Tiqui Atencio Demirdjian: Sammlerin seit ihrem 17. Lebensjahr

Tiqui Atencio Demirdjian: Sammlerin seit ihrem 17. Lebensjahr

Selena Mattei | 13.12.2023 8 Minuten Lesezeit 0 Kommentare
 

Tiqui Atencio Demirdjian, aus Venezuela stammend, begann ihre Reise als Kunstsammlerin im zarten Alter von 18 Jahren ...


Wer ist Tiqui Atencio Demirdjian?

Die aus Venezuela stammende Tiqui Atencio Demirdjian begann ihre Reise als Kunstsammlerin im zarten Alter von 18 Jahren. Zu ihren ersten Ankäufen gehörten ein beeindruckendes Werk von Valerio Adami, das für seine lebendigen Farben und seine makellose Komposition bekannt ist, sowie ein faszinierendes Werk von Emilio Boggio. Ihre Faszination für Kunst wurde jedoch schon früher geweckt, als ihr Vater ihr ein Gemälde des renommierten französischen Künstlers Bernard Buffet schenkte und damit den Grundstein für ihre anhaltende Leidenschaft für das Sammeln legte.

Im Laufe ihrer Karriere hat Demirdjian ihr Fachwissen in verschiedene renommierte Kunstinstitutionen eingebracht. Sie spielte eine wichtige Rolle als Vorstandsmitglied der Mustique Company und war aktive Teilnehmerin in den Ankaufsausschüssen angesehener Institutionen wie dem Guggenheim Museum und der Tate Modern. Ihr Engagement für die Welt der Kunst ist geprägt von ihrem kritischen Blick, ihrer unerschütterlichen Hingabe und ihrer lebenslangen Hingabe an das Handwerk des Sammelns.


Interview mit Tiqui

Mit 17 Jahren haben Sie Ihr erstes Kunstwerk erworben. Was hat Sie an diesem Kunstwerk fasziniert?

Es war ein Geschenk meines Vaters, ein Werk von Bernard Buffet. Ich fühlte mich sofort davon angezogen und veranlasste mich, mehr über den Künstler zu erfahren. Anschließend wurde mein Onkel mein Mentor in der Welt der Kunst. Er war für mich wie eine Vaterfigur und ich bin mit ihm und seiner Frau in Venezuela aufgewachsen. Er war ein renommierter Sammler zeitgenössischer lateinamerikanischer und historischer Kunst und sein zweites Zuhause bestand aus Auktionshäusern wie Christie's und Sotheby's sowie Museen.

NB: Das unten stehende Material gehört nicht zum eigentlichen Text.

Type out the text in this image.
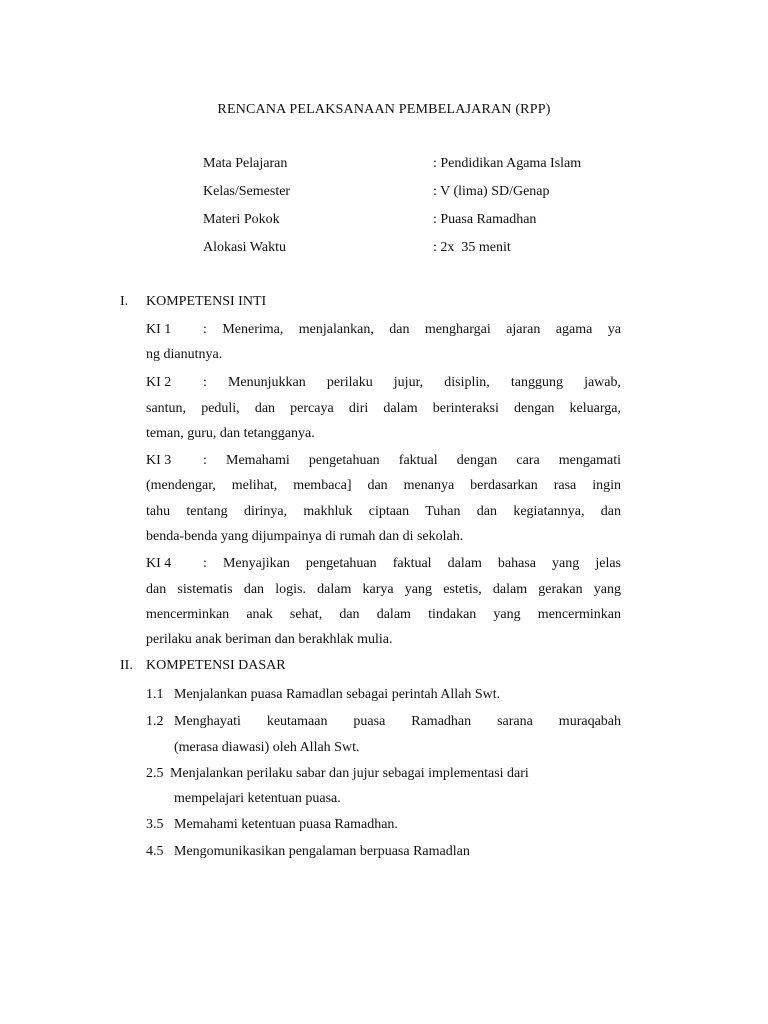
RENCANA PELAKSANAAN PEMBELAJARAN (RPP)
Mata Pelajaran	: Pendidikan Agama Islam
Kelas/Semester	: V (lima) SD/Genap
Materi Pokok	: Puasa Ramadhan
Alokasi Waktu	: 2x  35 menit
I. KOMPETENSI INTI
KI 1 : Menerima, menjalankan, dan menghargai ajaran agama ya
ng dianutnya.
KI 2 : Menunjukkan perilaku jujur, disiplin, tanggung jawab,
santun, peduli, dan percaya diri dalam berinteraksi dengan keluarga,
teman, guru, dan tetangganya.
KI 3 : Memahami pengetahuan faktual dengan cara mengamati
(mendengar, melihat, membaca] dan menanya berdasarkan rasa ingin
tahu tentang dirinya, makhluk ciptaan Tuhan dan kegiatannya, dan
benda-benda yang dijumpainya di rumah dan di sekolah.
KI 4 : Menyajikan pengetahuan faktual dalam bahasa yang jelas
dan sistematis dan logis. dalam karya yang estetis, dalam gerakan yang
mencerminkan anak sehat, dan dalam tindakan yang mencerminkan
perilaku anak beriman dan berakhlak mulia.
II. KOMPETENSI DASAR
1.1 Menjalankan puasa Ramadlan sebagai perintah Allah Swt.
1.2 Menghayati keutamaan puasa Ramadhan sarana muraqabah
(merasa diawasi) oleh Allah Swt.
2.5 Menjalankan perilaku sabar dan jujur sebagai implementasi dari
mempelajari ketentuan puasa.
3.5 Memahami ketentuan puasa Ramadhan.
4.5 Mengomunikasikan pengalaman berpuasa Ramadlan
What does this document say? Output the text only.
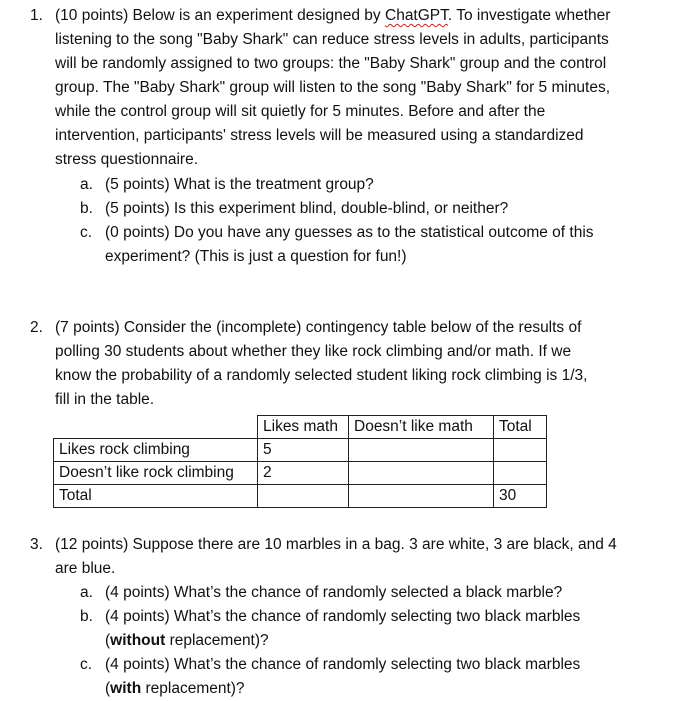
1. (10 points) Below is an experiment designed by ChatGPT. To investigate whether
listening to the song "Baby Shark" can reduce stress levels in adults, participants
will be randomly assigned to two groups: the "Baby Shark" group and the control
group. The "Baby Shark" group will listen to the song "Baby Shark" for 5 minutes,
while the control group will sit quietly for 5 minutes. Before and after the
intervention, participants' stress levels will be measured using a standardized
stress questionnaire.
a. (5 points) What is the treatment group?
b. (5 points) Is this experiment blind, double-blind, or neither?
c. (0 points) Do you have any guesses as to the statistical outcome of this
experiment? (This is just a question for fun!)
2. (7 points) Consider the (incomplete) contingency table below of the results of
polling 30 students about whether they like rock climbing and/or math. If we
know the probability of a randomly selected student liking rock climbing is 1/3,
fill in the table.
	Likes math	Doesn’t like math	Total
Likes rock climbing	5		
Doesn’t like rock climbing	2		
Total			30
3. (12 points) Suppose there are 10 marbles in a bag. 3 are white, 3 are black, and 4
are blue.
a. (4 points) What’s the chance of randomly selected a black marble?
b. (4 points) What’s the chance of randomly selecting two black marbles
(without replacement)?
c. (4 points) What’s the chance of randomly selecting two black marbles
(with replacement)?
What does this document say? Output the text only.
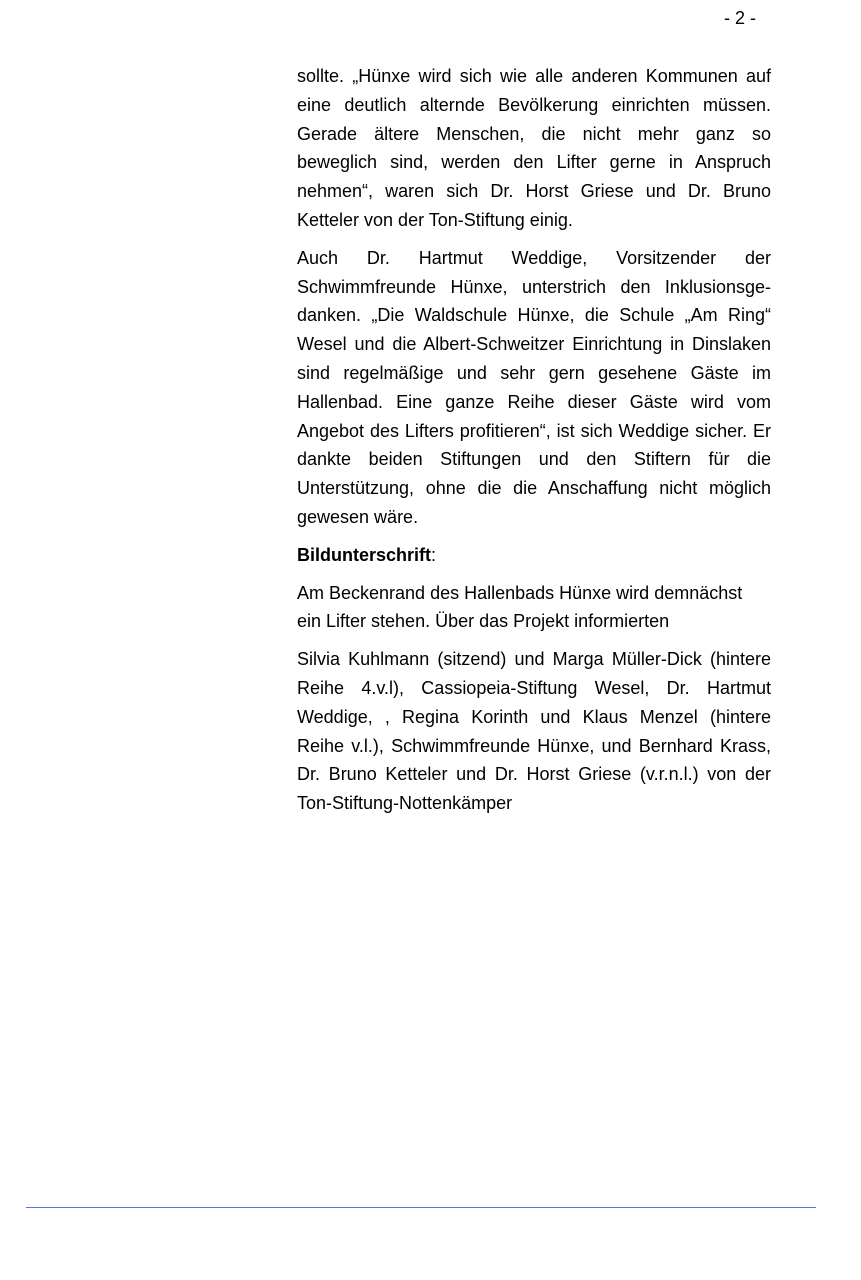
- 2 -

sollte. „Hünxe wird sich wie alle anderen Kommunen auf eine deutlich alternde Bevölkerung einrichten müssen. Gerade ältere Menschen, die nicht mehr ganz so beweglich sind, werden den Lifter gerne in Anspruch nehmen“, waren sich Dr. Horst Griese und Dr. Bruno Ketteler von der Ton-Stiftung einig.

Auch Dr. Hartmut Weddige, Vorsitzender der Schwimmfreunde Hünxe, unterstrich den Inklusionsgedanken. „Die Waldschule Hünxe, die Schule „Am Ring“ Wesel und die Albert-Schweitzer Einrichtung in Dinslaken sind regelmäßige und sehr gern gesehene Gäste im Hallenbad. Eine ganze Reihe dieser Gäste wird vom Angebot des Lifters profitieren“, ist sich Weddige sicher. Er dankte beiden Stiftungen und den Stiftern für die Unterstützung, ohne die die Anschaffung nicht möglich gewesen wäre.

Bildunterschrift:

Am Beckenrand des Hallenbads Hünxe wird demnächst ein Lifter stehen. Über das Projekt informierten

Silvia Kuhlmann (sitzend) und Marga Müller-Dick (hintere Reihe 4.v.l), Cassiopeia-Stiftung Wesel, Dr. Hartmut Weddige, , Regina Korinth und Klaus Menzel (hintere Reihe v.l.), Schwimmfreunde Hünxe, und Bernhard Krass, Dr. Bruno Ketteler und Dr. Horst Griese (v.r.n.l.) von der Ton-Stiftung-Nottenkämper
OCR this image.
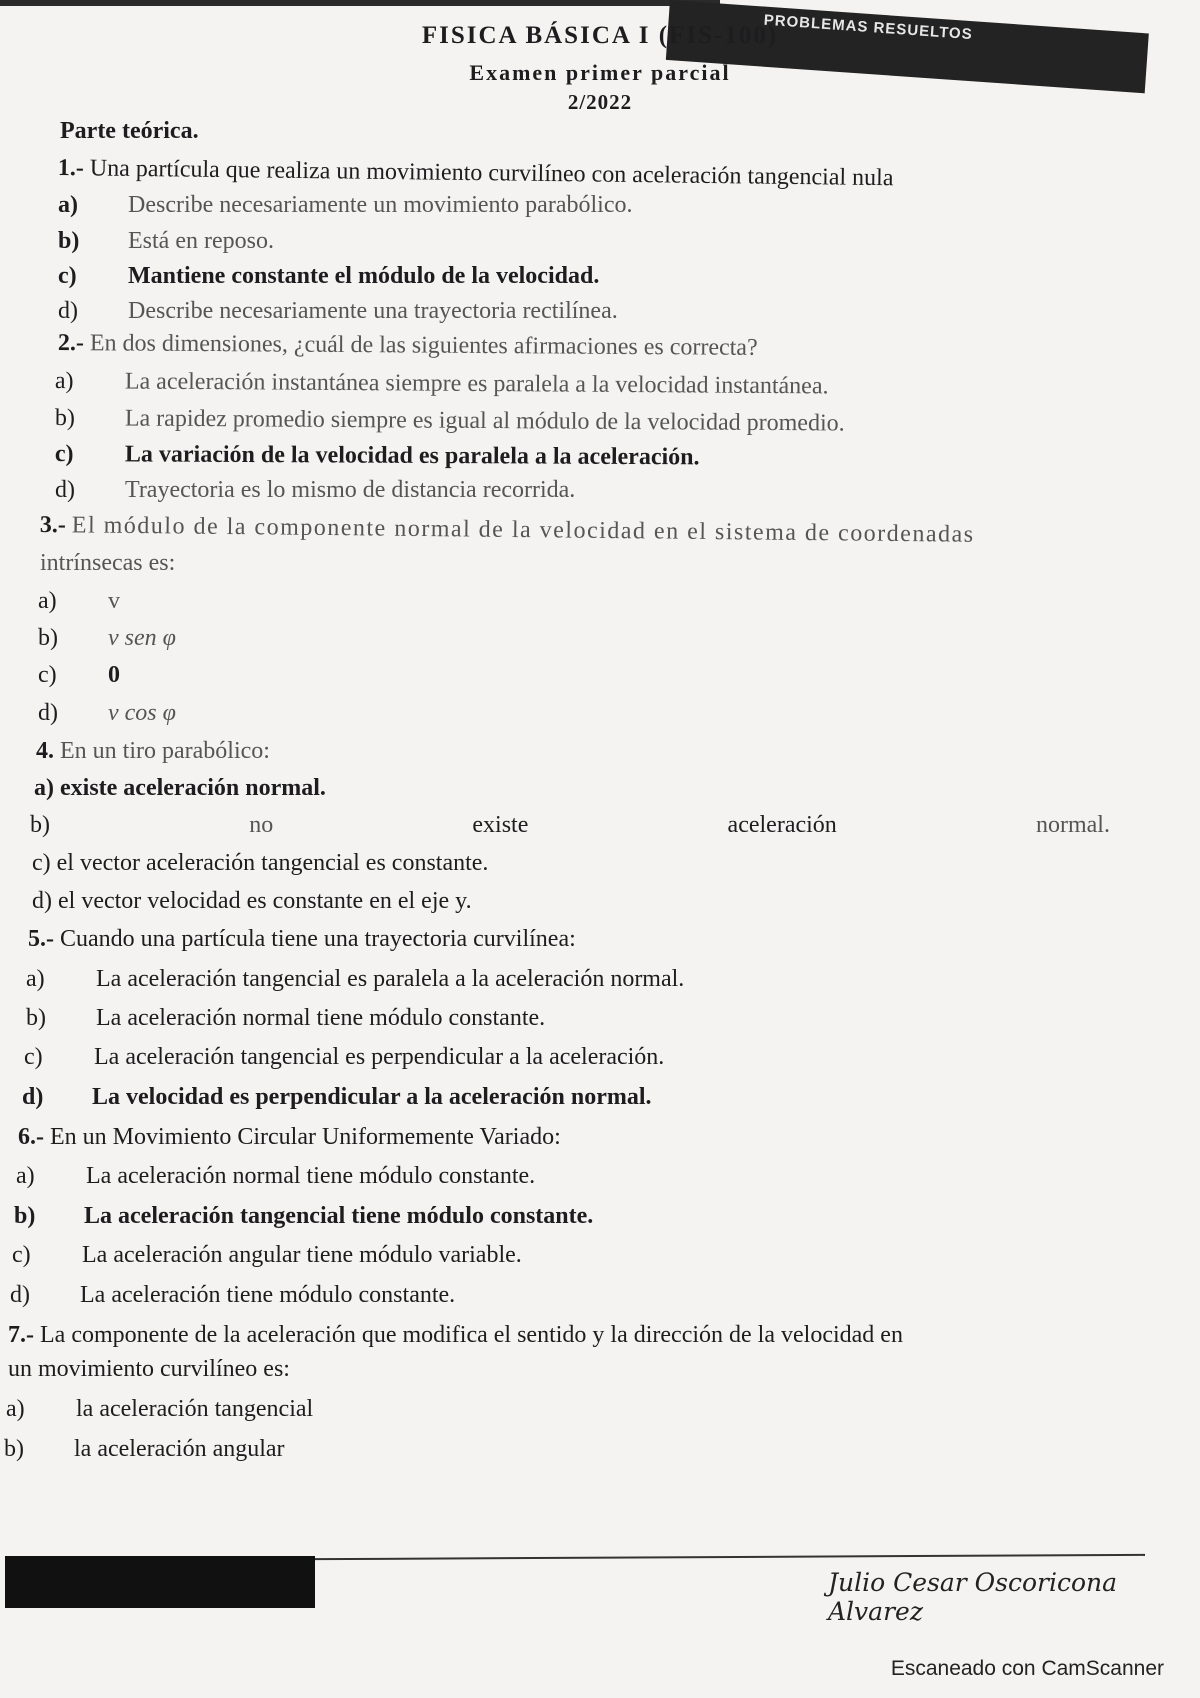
PROBLEMAS RESUELTOS
FISICA BÁSICA I (FIS-100)
Examen primer parcial
2/2022
Parte teórica.
1.- Una partícula que realiza un movimiento curvilíneo con aceleración tangencial nula
a) Describe necesariamente un movimiento parabólico.
b) Está en reposo.
c) Mantiene constante el módulo de la velocidad.
d) Describe necesariamente una trayectoria rectilínea.
2.- En dos dimensiones, ¿cuál de las siguientes afirmaciones es correcta?
a) La aceleración instantánea siempre es paralela a la velocidad instantánea.
b) La rapidez promedio siempre es igual al módulo de la velocidad promedio.
c) La variación de la velocidad es paralela a la aceleración.
d) Trayectoria es lo mismo de distancia recorrida.
3.- El módulo de la componente normal de la velocidad en el sistema de coordenadas
intrínsecas es:
a) v
b) v sen φ
c) 0
d) v cos φ
4. En un tiro parabólico:
a) existe aceleración normal.
b)	no	existe	aceleración	normal.
c) el vector aceleración tangencial es constante.
d) el vector velocidad es constante en el eje y.
5.- Cuando una partícula tiene una trayectoria curvilínea:
a) La aceleración tangencial es paralela a la aceleración normal.
b) La aceleración normal tiene módulo constante.
c) La aceleración tangencial es perpendicular a la aceleración.
d) La velocidad es perpendicular a la aceleración normal.
6.- En un Movimiento Circular Uniformemente Variado:
a) La aceleración normal tiene módulo constante.
b) La aceleración tangencial tiene módulo constante.
c) La aceleración angular tiene módulo variable.
d) La aceleración tiene módulo constante.
7.- La componente de la aceleración que modifica el sentido y la dirección de la velocidad en
un movimiento curvilíneo es:
a) la aceleración tangencial
b) la aceleración angular
Julio Cesar Oscoricona Alvarez
Escaneado con CamScanner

Wenn sich unsere Familien sonntags trafen, standen Galeriebesuche immer auf dem Programm.

So begann ich, Kunst zu erwerben, ganz nach meinen persönlichen Vorlieben. Jedes Mal, wenn ich etwas kaufte, erkundigte ich mich natürlich mehr über den Künstler hinter dem Werk. Mein Onkel hatte einen ähnlichen Ansatz; er würde Stücke nur erwerben, wenn er eine tiefe Affinität zu dem Künstler hätte. Allmählich verwandelte sich das, was ich unwissentlich angehäuft hatte, in eine Sammlung. Damals betrachtete ich mich noch nicht einmal als Sammler. Wenn Leute nach meiner Sammlung fragten, antwortete ich: „Was meinst du mit der Kunst an meinen Wänden?“ (Lachen). Ich finde es immer noch etwas schwierig, das Label anzunehmen, aber ich bin wohl ein Sammler, weil ich weiterhin regelmäßig Kunst erwerbe.

Was hat Sie dazu bewogen, im Alter von 18 Jahren Gemälde von Valerio Adami und Emilio Boggio für Ihre ersten Kunstkäufe auszuwählen?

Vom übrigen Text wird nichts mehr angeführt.